3 Waren de eighties voor jou écht zo’n opwindende periode?

Met Marcel Vanthilt richtte ik een piratenzender op: FM-Bruxel. Dat was illegaal en dus héél spannend. Er liepen in die tijd aardig wat spitante figuren rond, zoals Walter Grootaers en Dirk Blanchart. Zij waren gedroomde gesprekspartners.

4 Maar tegen Arno konden ze niet op. Ik herinner me een historische uitzending van ‘Vrijaf’ uit 1982, waarin hij uitweidde over masturbatietechnieken. Die zal je ook nog wel heugen?

We zaten zo gezellig te keuvelen in de studio dat ik niet meteen in de gaten had dat Arno z’n glas zéér regelmatig bijvulde. Plots gooide hij het gesprek over een heel intieme boeg. Ik dacht: ‘Straks word ik door m’n bazen op het matje geroepen’. Een ongegronde vrees.

5 Welk Belpop-materiaal van toen blijft nu nog overeind?

Van absolute wereldklasse waren Zanna van Luc Van Acker en O La La La van TC Matic. Onlangs hoorde ik bij één van die hippe postpunkbands van het moment û The Killers, geloof ik – een riff die verdacht veel leek op die van Red Zebra’s I Can’t Live In A Living Room. Een bewijs dat een aantal van die Belpop-klassiekers tijdloos is.

6 Over je boek ‘Wit-lof From Belgium’ uit 1990 zei Bart Peeters: ‘Een lelijk ventje op de kaft: dat typeert hoe tegen de Belgische popmuziek wordt aangekeken’. Wat zeg je ter verdediging?

Het is geen lelijk, maar een agressief ventje. Een symbool voor de verbetenheid en het doorzettingsvermogen van de Belgische muzikanten.

7 Wat weinigen weten is dat jij vóór de house-rage al deejay was op Ibiza.
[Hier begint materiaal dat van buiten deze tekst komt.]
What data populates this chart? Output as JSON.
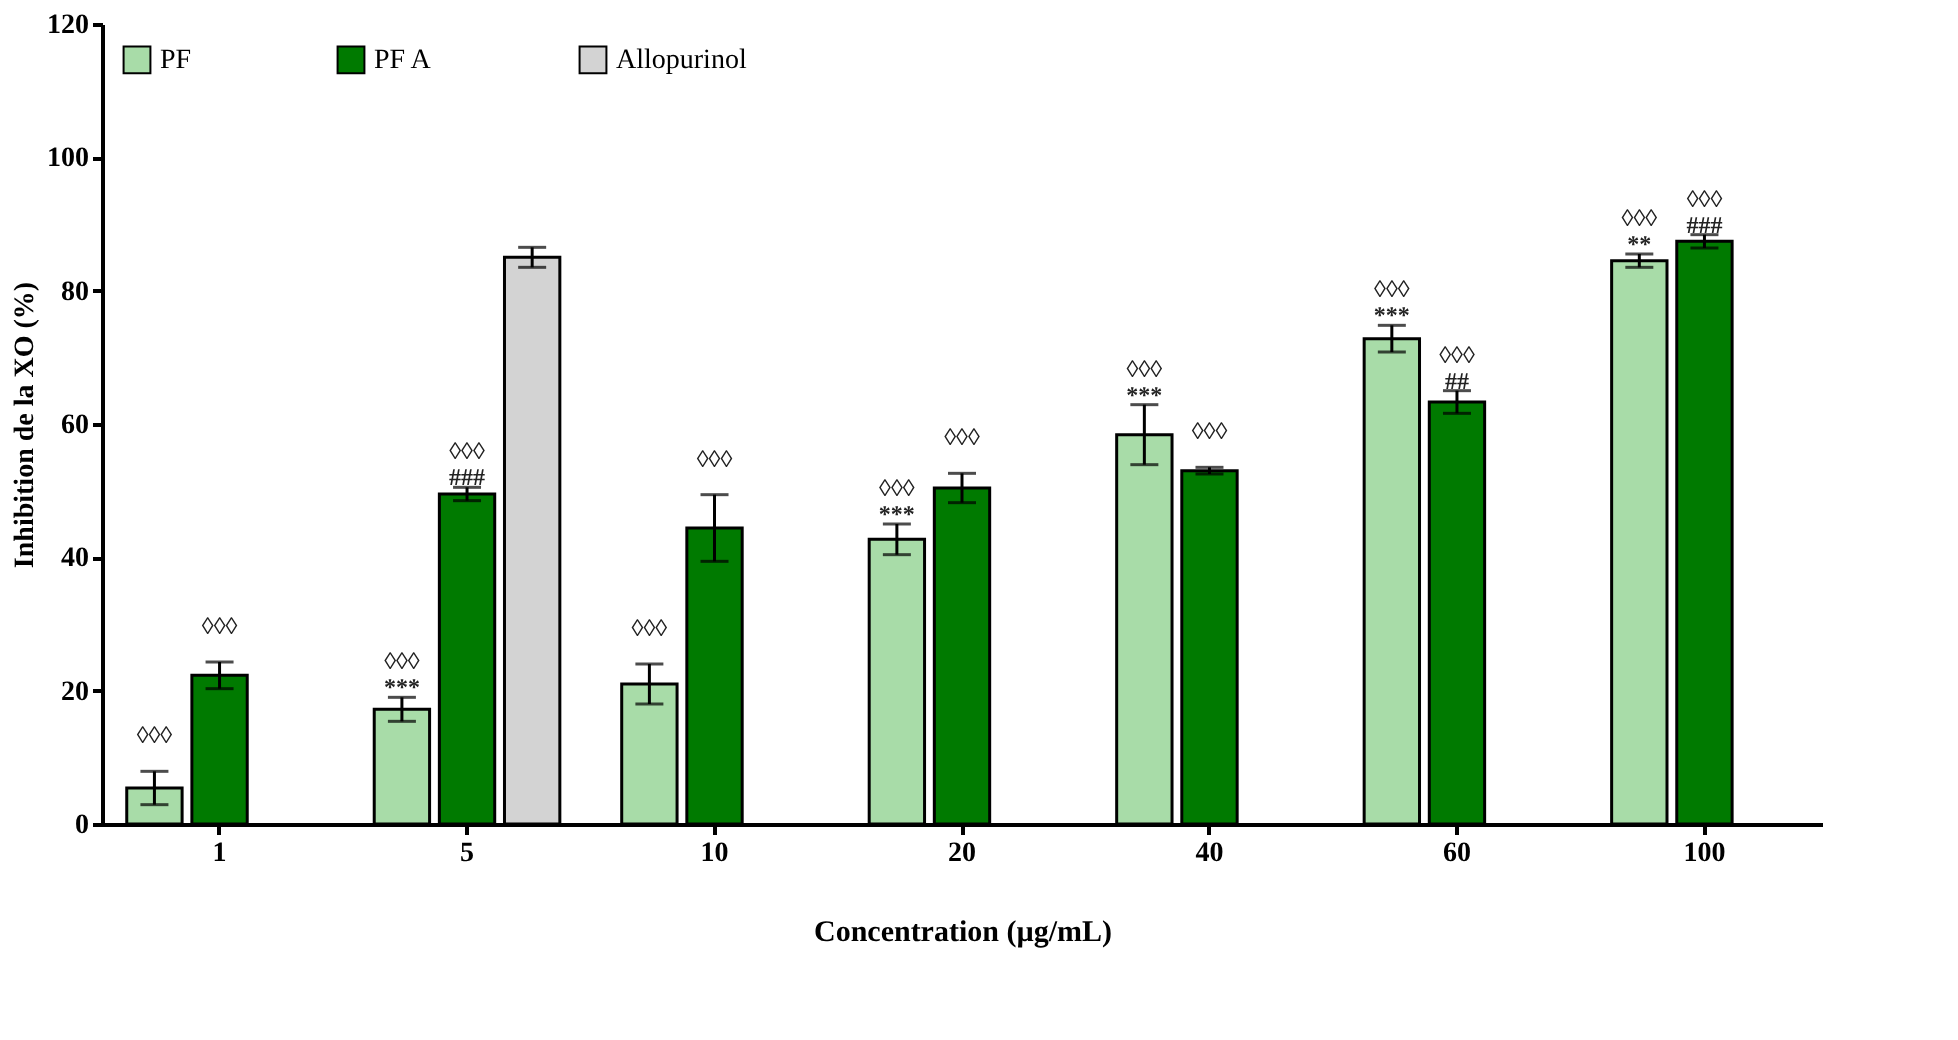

Niet overdrijven. Ik heb er één keer, in 1987, gedraaid. Met zware house had ik geen voeling. Funk, hiphop, Bowie, Robert Palmer: dat was mijn dada. Toen een jaar later de grote decadentie zijn intrede deed op Ibiza, had ik geen zin om terug te keren.

8 Volg je de vaderlandse rock nog?

Ja, maar niet fanatiek: ik ga niet langer naar álle concerten. Wat me opvalt, is dat de Belgische artiesten van nu û ik denk aan Sioen, bijvoorbeeld – al snel een eigen smoel ontwikkelen. Ik zie heel wat creatieve geesten met een grote innerlijke kracht en een dito groeimarge.
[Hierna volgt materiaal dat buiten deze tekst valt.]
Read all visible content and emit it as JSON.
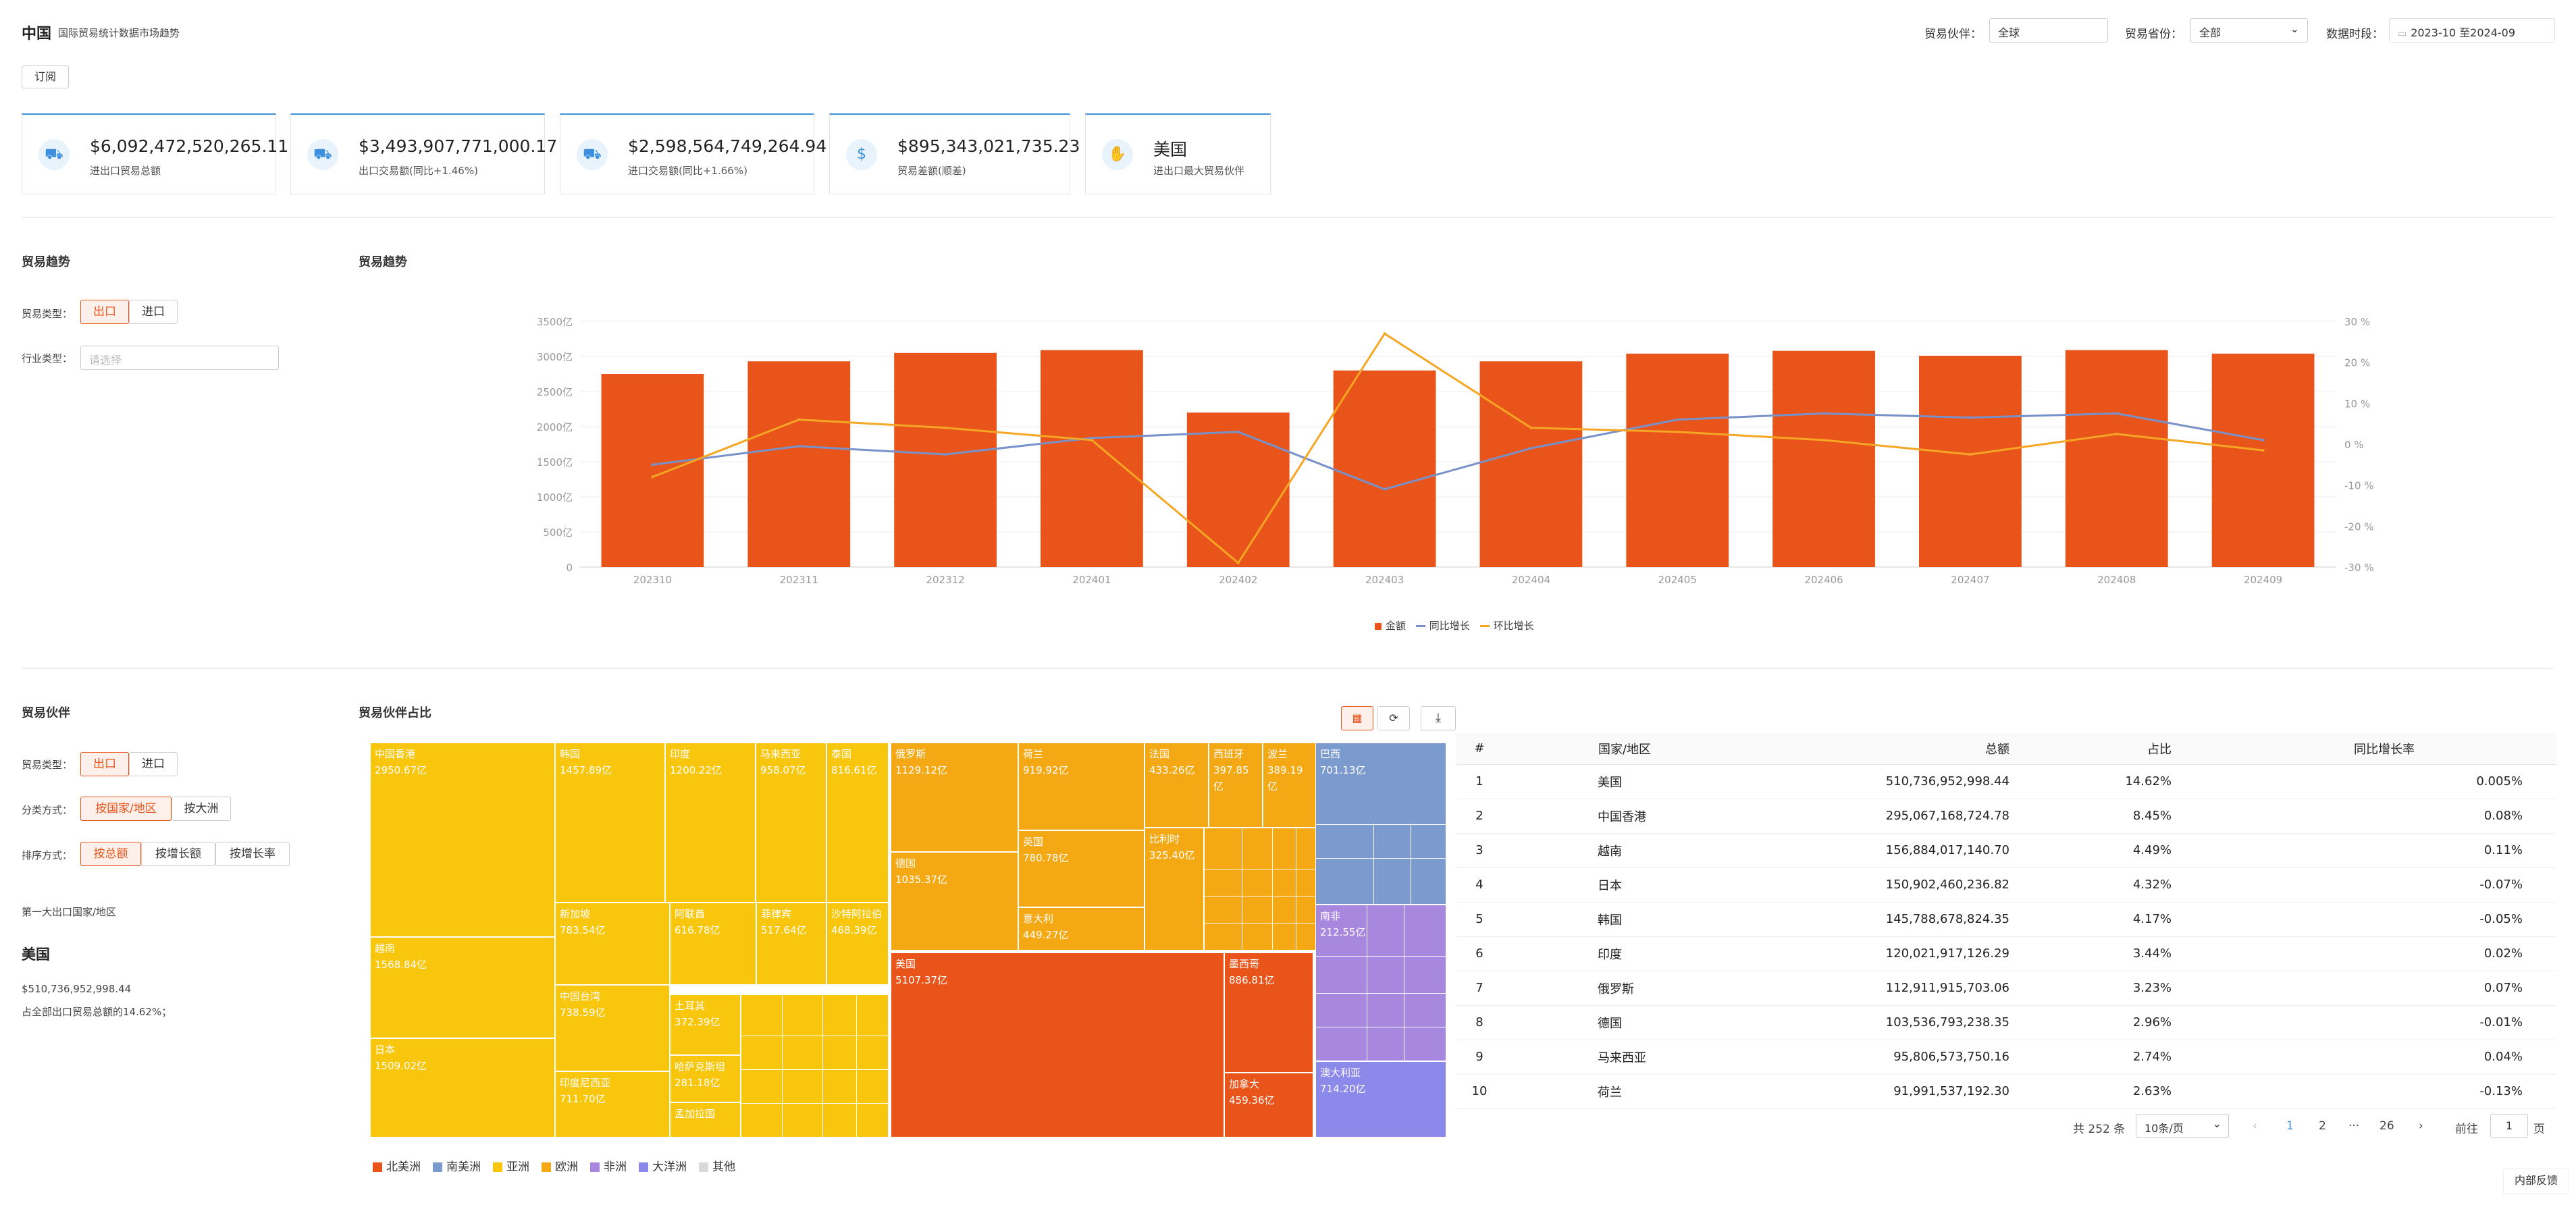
{
  "header": {
    "title": "中国",
    "subtitle": "国际贸易统计数据市场趋势",
    "partner_label": "贸易伙伴：",
    "partner_value": "全球",
    "province_label": "贸易省份：",
    "province_value": "全部",
    "period_label": "数据时段：",
    "period_value": "2023-10 至2024-09",
    "subscribe": "订阅"
  },
  "cards": [
    {
      "icon": "trade-icon",
      "value": "$6,092,472,520,265.11",
      "label": "进出口贸易总额"
    },
    {
      "icon": "export-icon",
      "value": "$3,493,907,771,000.17",
      "label": "出口交易额(同比+1.46%)"
    },
    {
      "icon": "import-icon",
      "value": "$2,598,564,749,264.94",
      "label": "进口交易额(同比+1.66%)"
    },
    {
      "icon": "balance-icon",
      "value": "$895,343,021,735.23",
      "label": "贸易差额(顺差)"
    },
    {
      "icon": "handshake-icon",
      "value": "美国",
      "label": "进出口最大贸易伙伴"
    }
  ],
  "trend_panel": {
    "title": "贸易趋势",
    "chart_title": "贸易趋势",
    "type_label": "贸易类型：",
    "export": "出口",
    "import": "进口",
    "industry_label": "行业类型：",
    "industry_placeholder": "请选择"
  },
  "partner_panel": {
    "title": "贸易伙伴",
    "chart_title": "贸易伙伴占比",
    "type_label": "贸易类型：",
    "export": "出口",
    "import": "进口",
    "classify_label": "分类方式：",
    "by_country": "按国家/地区",
    "by_continent": "按大洲",
    "sort_label": "排序方式：",
    "sort_total": "按总额",
    "sort_growth_amt": "按增长额",
    "sort_growth_rate": "按增长率",
    "top_label": "第一大出口国家/地区",
    "top_country": "美国",
    "top_amount": "$510,736,952,998.44",
    "top_share": "占全部出口贸易总额的14.62%；"
  },
  "chart_data": [
    {
      "type": "bar",
      "categories": [
        "202310",
        "202311",
        "202312",
        "202401",
        "202402",
        "202403",
        "202404",
        "202405",
        "202406",
        "202407",
        "202408",
        "202409"
      ],
      "series": [
        {
          "name": "金额",
          "kind": "bar",
          "axis": "left",
          "color": "#e9541b",
          "values": [
            2750,
            2930,
            3050,
            3090,
            2200,
            2800,
            2930,
            3040,
            3080,
            3010,
            3090,
            3040
          ]
        },
        {
          "name": "同比增长",
          "kind": "line",
          "axis": "right",
          "color": "#7891c9",
          "values": [
            -5,
            -0.5,
            -2.5,
            1.5,
            3,
            -11,
            -1,
            6,
            7.5,
            6.5,
            7.5,
            1
          ]
        },
        {
          "name": "环比增长",
          "kind": "line",
          "axis": "right",
          "color": "#f5a623",
          "values": [
            -8,
            6,
            4,
            1,
            -29,
            27,
            4,
            3,
            1,
            -2.5,
            2.5,
            -1.5
          ]
        }
      ],
      "left_ticks": [
        "0",
        "500亿",
        "1000亿",
        "1500亿",
        "2000亿",
        "2500亿",
        "3000亿",
        "3500亿"
      ],
      "right_ticks": [
        "30 %",
        "20 %",
        "10 %",
        "0 %",
        "-10 %",
        "-20 %",
        "-30 %"
      ],
      "ylim": [
        0,
        3500
      ],
      "y2lim": [
        -30,
        30
      ],
      "grid": true,
      "legend": "bottom"
    },
    {
      "type": "treemap",
      "unit": "亿",
      "legend": [
        {
          "name": "北美洲",
          "color": "#e9541b"
        },
        {
          "name": "南美洲",
          "color": "#7b9bcf"
        },
        {
          "name": "亚洲",
          "color": "#f9c60e"
        },
        {
          "name": "欧洲",
          "color": "#f3a814"
        },
        {
          "name": "非洲",
          "color": "#a887df"
        },
        {
          "name": "大洋洲",
          "color": "#8b89e9"
        },
        {
          "name": "其他",
          "color": "#d9d9d9"
        }
      ],
      "items": [
        {
          "name": "中国香港",
          "value": "2950.67亿"
        },
        {
          "name": "越南",
          "value": "1568.84亿"
        },
        {
          "name": "日本",
          "value": "1509.02亿"
        },
        {
          "name": "韩国",
          "value": "1457.89亿"
        },
        {
          "name": "印度",
          "value": "1200.22亿"
        },
        {
          "name": "马来西亚",
          "value": "958.07亿"
        },
        {
          "name": "泰国",
          "value": "816.61亿"
        },
        {
          "name": "新加坡",
          "value": "783.54亿"
        },
        {
          "name": "阿联酋",
          "value": "616.78亿"
        },
        {
          "name": "菲律宾",
          "value": "517.64亿"
        },
        {
          "name": "沙特阿拉伯",
          "value": "468.39亿"
        },
        {
          "name": "中国台湾",
          "value": "738.59亿"
        },
        {
          "name": "土耳其",
          "value": "372.39亿"
        },
        {
          "name": "印度尼西亚",
          "value": "711.70亿"
        },
        {
          "name": "哈萨克斯坦",
          "value": "281.18亿"
        },
        {
          "name": "孟加拉国",
          "value": ""
        },
        {
          "name": "俄罗斯",
          "value": "1129.12亿"
        },
        {
          "name": "德国",
          "value": "1035.37亿"
        },
        {
          "name": "荷兰",
          "value": "919.92亿"
        },
        {
          "name": "英国",
          "value": "780.78亿"
        },
        {
          "name": "意大利",
          "value": "449.27亿"
        },
        {
          "name": "法国",
          "value": "433.26亿"
        },
        {
          "name": "西班牙",
          "value": "397.85亿"
        },
        {
          "name": "波兰",
          "value": "389.19亿"
        },
        {
          "name": "比利时",
          "value": "325.40亿"
        },
        {
          "name": "美国",
          "value": "5107.37亿"
        },
        {
          "name": "墨西哥",
          "value": "886.81亿"
        },
        {
          "name": "加拿大",
          "value": "459.36亿"
        },
        {
          "name": "巴西",
          "value": "701.13亿"
        },
        {
          "name": "南非",
          "value": "212.55亿"
        },
        {
          "name": "澳大利亚",
          "value": "714.20亿"
        }
      ]
    },
    {
      "type": "table",
      "columns": [
        "#",
        "国家/地区",
        "总额",
        "占比",
        "同比增长率"
      ],
      "rows": [
        [
          "1",
          "美国",
          "510,736,952,998.44",
          "14.62%",
          "0.005%"
        ],
        [
          "2",
          "中国香港",
          "295,067,168,724.78",
          "8.45%",
          "0.08%"
        ],
        [
          "3",
          "越南",
          "156,884,017,140.70",
          "4.49%",
          "0.11%"
        ],
        [
          "4",
          "日本",
          "150,902,460,236.82",
          "4.32%",
          "-0.07%"
        ],
        [
          "5",
          "韩国",
          "145,788,678,824.35",
          "4.17%",
          "-0.05%"
        ],
        [
          "6",
          "印度",
          "120,021,917,126.29",
          "3.44%",
          "0.02%"
        ],
        [
          "7",
          "俄罗斯",
          "112,911,915,703.06",
          "3.23%",
          "0.07%"
        ],
        [
          "8",
          "德国",
          "103,536,793,238.35",
          "2.96%",
          "-0.01%"
        ],
        [
          "9",
          "马来西亚",
          "95,806,573,750.16",
          "2.74%",
          "0.04%"
        ],
        [
          "10",
          "荷兰",
          "91,991,537,192.30",
          "2.63%",
          "-0.13%"
        ]
      ]
    }
  ],
  "pagination": {
    "total": "共 252 条",
    "page_size": "10条/页",
    "p1": "1",
    "p2": "2",
    "ellipsis": "···",
    "last": "26",
    "goto_label": "前往",
    "goto_value": "1",
    "page_unit": "页",
    "prev": "‹",
    "next": "›"
  },
  "feedback": "内部反馈"
}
9 Waarom is het al enkele jaren zo stil rond je?

Ik verdween uit de media toen ik met Roxy naast een radiolicentie greep. De ontgoocheling was groot: een eigen radiostation leiden, blijft een onvervuld verlangen.

10 Op de vraag waarom Nederland al jaren geen kwalitatieve rockbands meer levert, antwoordt Thé Lau: ‘We hebben geen degelijke radiozenders waar ze terecht zouden kunnen’. Begrijp je dat het buitenland jaloers is op onze radionetten?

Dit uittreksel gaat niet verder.